Neural Cache: Bit-Serial In-Cache Acceleration of Deep Neural Networks (1805.03718v1)

Abstract: This paper presents the Neural Cache architecture, which re-purposes cache structures to transform them into massively parallel compute units capable of running inferences for Deep Neural Networks. Techniques to do in-situ arithmetic in SRAM arrays, create efficient data mapping and reducing data movement are proposed. The Neural Cache architecture is capable of fully executing convolutional, fully connected, and pooling layers in-cache. The proposed architecture also supports quantization in-cache. Our experimental results show that the proposed architecture can improve inference latency by 18.3x over state-of-art multi-core CPU (Xeon E5), 7.7x over server class GPU (Titan Xp), for Inception v3 model. Neural Cache improves inference throughput by 12.4x over CPU (2.2x over GPU), while reducing power consumption by 50% over CPU (53% over GPU).

• The paper presents a novel in-cache acceleration method by repurposing SRAM arrays for bit-serial arithmetic in deep neural networks.
• It enables efficient execution of convolutional, fully connected, and pooling layers through massively parallel computation within the cache.
• Experimental results achieve up to an 18.3x reduction in latency and a 50% decrease in power consumption compared to traditional CPU and GPU architectures.

Neural Cache: Bit-Serial In-Cache Acceleration of Deep Neural Networks

The paper "Neural Cache: Bit-Serial In-Cache Acceleration of Deep Neural Networks" presents an innovative approach to improving the efficiency of Deep Neural Network (DNN) inferences by utilizing cache structures as computation units rather than merely storage. This paper highlights a significant departure from traditional Processor-In-Memory (PIM) designs, offering a refined solution to mitigate the memory wall challenge pervasive in data-intensive applications.

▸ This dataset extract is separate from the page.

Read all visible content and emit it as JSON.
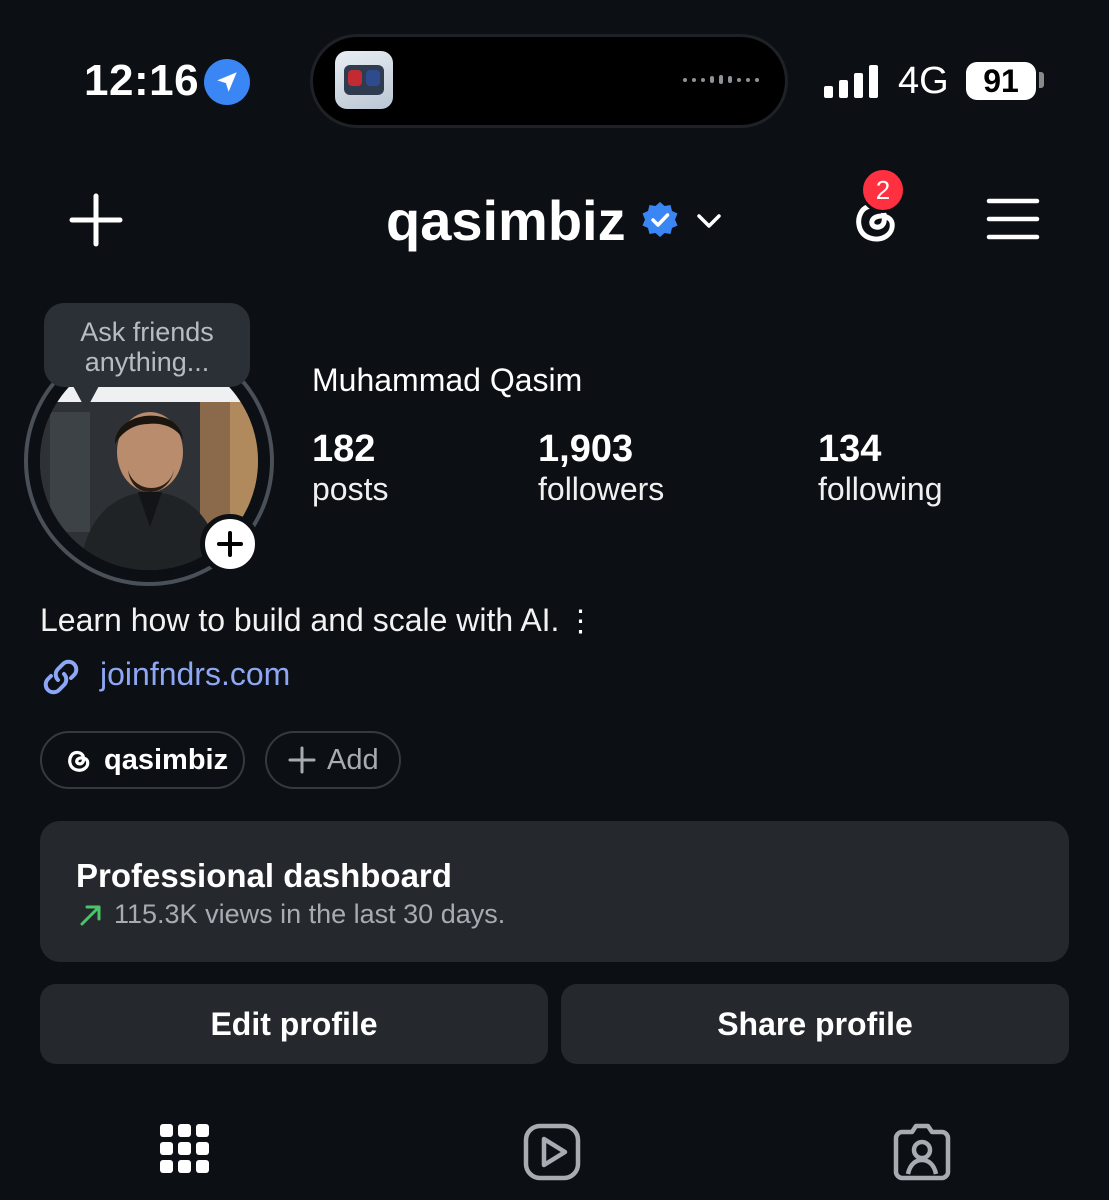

The proposed architecture, Neural Cache, involves re-purposing the existing SRAM arrays in the cache memory to support massively parallel computations directly within the memory. This is achieved by executing arithmetic operations, like addition and multiplication, in a bit-serial manner leveraging row activation techniques and bit-line interaction within the SRAM cells. The approach facilitates execution of convolutional, fully connected, and pooling layers fully in-cache and is capable of supporting quantization in situ. By storing data in transposed form, Neural Cache resolves potential challenges related to data layout and interaction needed for more complex arithmetic operations.

The experimental results underscore the proposed architecture's competence in reducing the inference latency of the Inception v3 model by 18.3x over cutting-edge multi-core CPUs equipped with Xeon E5 processors and by 7.7x when compared to advanced server-grade GPUs like the Titan Xp. Additionally, the provided throughput improvements are notable, at 12.4x over CPU and 2.2x over GPU, with power consumption reduced by approximately 50%.

Key Contributions:

1. In-Cache Arithmetic: This architecture differentiates itself by introducing computational capabilities within cache structures themselves, a novel advancement that leverages the large silicon area dedicated to caches in modern processors.
2. Massive Parallel Compute Surface: By repurposing the cache, the architecture transforms caches into vast vector computation units significantly larger than those found in contemporary GPUs.
3. Transposed Data Layout and Execution Model: The researchers have proposed efficient data layouts and execution models that capitalize on underlying hardware geometry, exposing DNN parallelism efficiently.
4. Energy Efficiency: The design delivers substantial energy savings by drastically reducing on-chip data movement, a recognized significant factor in processing energy consumption.

Implications and Future Directions:

The Neural Cache architecture has profound implications for the design of future processors, suggesting an integrated compute-storage approach that extends beyond neural network acceleration to a range of data-parallel computational tasks. The ability to perform computation directly within the cache has the potential to influence low-power and edge computing devices where energy efficiency is paramount.

From a theoretical standpoint, this approach negotiates the dichotomy between logic and memory, akin to the structure of human cognition, representing a step towards neuromorphic computing architectures. Practically, this methodology can lead to more responsive AI systems with lower latency requirements, broadening the reach of AI in real-time applications.

Future research could explore optimization of the bit-serial operations themselves or the incorporation of sparsity-aware computation to handle recent trends in sparse neural networks efficiently. Integration with other emerging memory technologies, such as non-volatile memory, may also offer opportunities for combining speed, reliability, and density in future cache architectures.

In conclusion, the Neural Cache represents a forward-thinking paradigm that effectively pushes the boundaries of existing computing architectures by synergizing memory with computation. As compute workloads continue to grow in complexity and size, such architectural innovations provide valuable pathways to harness the ever-increasing need for efficient computation.